Zlochevsky from the Grain Union admits that agricultural producers suffer "not even from the lack of new Western equipment - there is an alternative to it, but from the bans that hit the supply of spare parts." “We are still engaged in cannibalism,” he laments. “We dismantle part of the equipment for spare parts.” According to him, this is critical: “At some point, all imported equipment will simply stop and will not be able to work, which means that if there is no alternative equipment - domestic, Belarusian, Chinese - we may not have time to harvest the entire crop with the available availability of the park.

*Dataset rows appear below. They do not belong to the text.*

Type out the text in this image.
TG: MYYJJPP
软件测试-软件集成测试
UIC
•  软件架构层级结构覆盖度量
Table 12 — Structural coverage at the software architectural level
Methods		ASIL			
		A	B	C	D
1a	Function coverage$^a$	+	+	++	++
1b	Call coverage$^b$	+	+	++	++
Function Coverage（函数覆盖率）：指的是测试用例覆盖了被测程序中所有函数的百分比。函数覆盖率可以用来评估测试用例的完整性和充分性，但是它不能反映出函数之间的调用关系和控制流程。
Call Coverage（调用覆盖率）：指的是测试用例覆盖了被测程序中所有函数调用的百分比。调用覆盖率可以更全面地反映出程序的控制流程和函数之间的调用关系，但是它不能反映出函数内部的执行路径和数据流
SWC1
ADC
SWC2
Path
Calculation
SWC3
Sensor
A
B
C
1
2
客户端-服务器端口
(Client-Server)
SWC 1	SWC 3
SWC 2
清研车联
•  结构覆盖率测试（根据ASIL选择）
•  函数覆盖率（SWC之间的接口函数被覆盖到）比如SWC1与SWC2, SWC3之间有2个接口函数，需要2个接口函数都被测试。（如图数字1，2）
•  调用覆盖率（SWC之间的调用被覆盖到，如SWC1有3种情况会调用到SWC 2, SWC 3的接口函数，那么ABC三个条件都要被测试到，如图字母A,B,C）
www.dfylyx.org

President of the Association of Agricultural Machinery Dealers (ASHOD) Pavel Repnikov told Forbes that "the equipment comes from friendly countries, so the donation of Western equipment [that is, its disassembly for spare parts] is not expected in the next couple of years." He explains that if, for example, in Russian aviation there are many Boeing and Airbus aircraft of the same type, the parts of which are interchangeable, then the agricultural machines are very different, and the fleets on the farms, if they are not very large agricultural holdings, where they can buy 40-50 identical machines, are also diverse . “It's a lottery,” compares the president of the association. “Parts may or may not fit, so there is no point in donating, rather, we should hope for parallel imports.”
Repnikov recalls that, for example, in Latin America there are factories of John Deer and other manufacturers, and dealers are looking for where they can arrange deliveries. If the supply of Western equipment and spare parts is not quickly restored, and Russian manufacturers are not able to replace the missing part of the line of tractors, combines and mechanisms in time, the President of ASHOD predicts that in two years this may begin to affect the volume of agricultural production: the area under crops will gradually decrease and, accordingly, the harvest will decrease.